Flashback Fridays – 1967 Mercury Comet 202 Sedan
The 1967 Comet 202 was the last of the Fairlane-style Comets. Ironically, it was originally intended to wear the Edsel badge, but the demise of the brand resulted in a decision to sell the Comet as a separate model through Mercury dealers. The interior was appropriately appointed like a Mercury with more upscale materials used than in the Fords of its day.
The base Comet in 1967 was powered by a 200 cu-in engine that was capable of 120 horsepower. For the 1967 model year, Ford produced 10,281 four-door versions and 14,251 two-door Comets with a variety of engine configurations, including the 427 big-block.
Comet 202s with 427 Engine
Although Ford offered its biggest muscle car engine as an option in the vehicle, there were very few takers. Ford built just a few of the Comet 202s with its biggest, baddest racing engine. The so-called R-code Comet featured a massive big-block engine rated at an impressive 335 horsepower. It featured twin Holley carburetors, forged rods and pistons, and long-tube headers. This powerful engine was only mated to a four-speed manual because Ford did not offer the three-speed Cruise-O-Matic transmission as an option.
Prodigious Straight-line Power
This was a car deceptively set up for straight-line power, plain and simple. The racing-style powertrain could propel an R-code Comet 202 from a standing start to 60 mph in just 6.1 seconds. The pedestrian appearance of the Comet lulled many a potential racing opponent into a false sense of security, unless they saw the rather modest “427” badge rather innocuously displayed on the front fender. The exterior was notably lacking in ornamental chrome, or any kind of chrome for that matter. The stealthy look was accentuated by the basic-looking rubber and mundane hubcaps.

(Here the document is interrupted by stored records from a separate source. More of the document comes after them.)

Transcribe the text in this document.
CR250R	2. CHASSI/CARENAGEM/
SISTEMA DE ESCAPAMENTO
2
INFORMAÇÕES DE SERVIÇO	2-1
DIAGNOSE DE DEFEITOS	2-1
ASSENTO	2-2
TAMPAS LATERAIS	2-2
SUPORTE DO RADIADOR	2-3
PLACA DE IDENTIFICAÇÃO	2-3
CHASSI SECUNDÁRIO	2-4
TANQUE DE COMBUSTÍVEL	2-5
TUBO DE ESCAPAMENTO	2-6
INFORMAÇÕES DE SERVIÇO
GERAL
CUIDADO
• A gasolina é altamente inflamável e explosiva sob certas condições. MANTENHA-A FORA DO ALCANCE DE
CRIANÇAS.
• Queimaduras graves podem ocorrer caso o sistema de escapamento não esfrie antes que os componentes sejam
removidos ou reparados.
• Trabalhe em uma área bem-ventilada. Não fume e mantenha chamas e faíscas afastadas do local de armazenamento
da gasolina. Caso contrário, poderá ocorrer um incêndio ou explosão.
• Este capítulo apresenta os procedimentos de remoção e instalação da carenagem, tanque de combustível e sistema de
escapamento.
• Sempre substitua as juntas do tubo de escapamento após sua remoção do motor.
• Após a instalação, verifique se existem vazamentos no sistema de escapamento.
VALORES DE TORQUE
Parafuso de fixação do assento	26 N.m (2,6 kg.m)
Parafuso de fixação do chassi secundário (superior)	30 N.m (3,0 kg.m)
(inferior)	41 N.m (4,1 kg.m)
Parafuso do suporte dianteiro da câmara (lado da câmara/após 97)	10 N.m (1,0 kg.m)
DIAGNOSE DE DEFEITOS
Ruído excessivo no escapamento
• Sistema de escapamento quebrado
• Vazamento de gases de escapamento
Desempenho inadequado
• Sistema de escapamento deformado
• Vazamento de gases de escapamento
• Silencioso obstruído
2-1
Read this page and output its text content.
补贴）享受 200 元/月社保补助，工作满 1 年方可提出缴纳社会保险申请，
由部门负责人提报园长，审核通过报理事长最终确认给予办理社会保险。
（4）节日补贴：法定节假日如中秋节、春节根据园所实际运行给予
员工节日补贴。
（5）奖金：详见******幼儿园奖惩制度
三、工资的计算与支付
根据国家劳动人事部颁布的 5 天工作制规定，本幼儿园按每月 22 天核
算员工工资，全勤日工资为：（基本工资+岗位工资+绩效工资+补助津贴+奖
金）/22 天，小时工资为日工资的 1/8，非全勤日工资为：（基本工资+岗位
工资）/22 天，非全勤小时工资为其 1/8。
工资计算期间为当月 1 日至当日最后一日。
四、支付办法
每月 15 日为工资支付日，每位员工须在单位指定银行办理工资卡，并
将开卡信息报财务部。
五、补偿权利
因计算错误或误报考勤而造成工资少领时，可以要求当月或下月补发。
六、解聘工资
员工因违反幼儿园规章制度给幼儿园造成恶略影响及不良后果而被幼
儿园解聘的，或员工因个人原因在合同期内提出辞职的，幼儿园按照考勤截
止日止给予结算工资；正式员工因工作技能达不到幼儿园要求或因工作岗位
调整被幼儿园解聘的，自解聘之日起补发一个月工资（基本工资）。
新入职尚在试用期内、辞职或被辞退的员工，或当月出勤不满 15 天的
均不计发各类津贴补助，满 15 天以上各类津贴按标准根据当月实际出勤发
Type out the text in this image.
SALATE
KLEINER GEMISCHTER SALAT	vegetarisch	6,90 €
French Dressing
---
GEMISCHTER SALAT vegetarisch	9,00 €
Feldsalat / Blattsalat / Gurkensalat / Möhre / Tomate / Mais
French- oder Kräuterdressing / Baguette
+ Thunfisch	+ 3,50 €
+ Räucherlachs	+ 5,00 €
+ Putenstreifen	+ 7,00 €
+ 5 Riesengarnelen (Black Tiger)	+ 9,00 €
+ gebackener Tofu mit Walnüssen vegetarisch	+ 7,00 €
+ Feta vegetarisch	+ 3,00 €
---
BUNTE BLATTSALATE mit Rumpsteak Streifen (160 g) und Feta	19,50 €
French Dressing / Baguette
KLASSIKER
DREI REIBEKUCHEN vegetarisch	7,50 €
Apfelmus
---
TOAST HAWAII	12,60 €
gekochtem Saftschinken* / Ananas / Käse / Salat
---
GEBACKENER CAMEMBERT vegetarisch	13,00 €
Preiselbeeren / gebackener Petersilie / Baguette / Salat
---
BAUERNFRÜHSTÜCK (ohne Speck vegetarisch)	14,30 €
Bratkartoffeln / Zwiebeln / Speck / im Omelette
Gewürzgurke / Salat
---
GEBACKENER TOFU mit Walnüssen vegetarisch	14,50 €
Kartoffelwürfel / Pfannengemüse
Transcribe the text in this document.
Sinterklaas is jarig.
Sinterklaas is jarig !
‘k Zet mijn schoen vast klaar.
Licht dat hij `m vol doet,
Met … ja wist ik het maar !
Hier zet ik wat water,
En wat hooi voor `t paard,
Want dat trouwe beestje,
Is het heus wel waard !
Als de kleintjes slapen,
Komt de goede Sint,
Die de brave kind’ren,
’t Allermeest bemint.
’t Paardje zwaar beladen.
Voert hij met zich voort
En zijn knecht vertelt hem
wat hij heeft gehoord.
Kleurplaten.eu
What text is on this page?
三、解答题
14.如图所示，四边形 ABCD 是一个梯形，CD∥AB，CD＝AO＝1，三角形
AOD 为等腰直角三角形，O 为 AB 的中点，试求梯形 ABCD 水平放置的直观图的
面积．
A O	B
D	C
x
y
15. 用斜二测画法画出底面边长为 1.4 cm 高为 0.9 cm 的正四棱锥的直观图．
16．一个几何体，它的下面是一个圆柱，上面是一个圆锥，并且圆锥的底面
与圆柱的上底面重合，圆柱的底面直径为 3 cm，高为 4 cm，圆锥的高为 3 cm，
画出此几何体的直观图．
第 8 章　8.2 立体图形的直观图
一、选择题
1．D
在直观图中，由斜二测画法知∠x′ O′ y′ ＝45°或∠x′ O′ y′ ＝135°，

1967 Mercury Comet 202 Sedan – Rare and Valuable Today
The R-code 1967 Comet is exceedingly rare. Just 22 of the two-door versions were built, and only six of those are believed to remain today. Today, the Comet 202 427 is one rare muscle car. An heir to the Reynolds Tobacco fortune purchased one at auction for more than $200,000. It was an unrestored version with less than 2,000 miles on the odometer. The Reynolds vehicle is believed to have been the only R-code Comet built with an AM/FM radio. Interestingly, there’s no exterior antenna to be found. Instead, the antenna was deftly hidden away under the hood.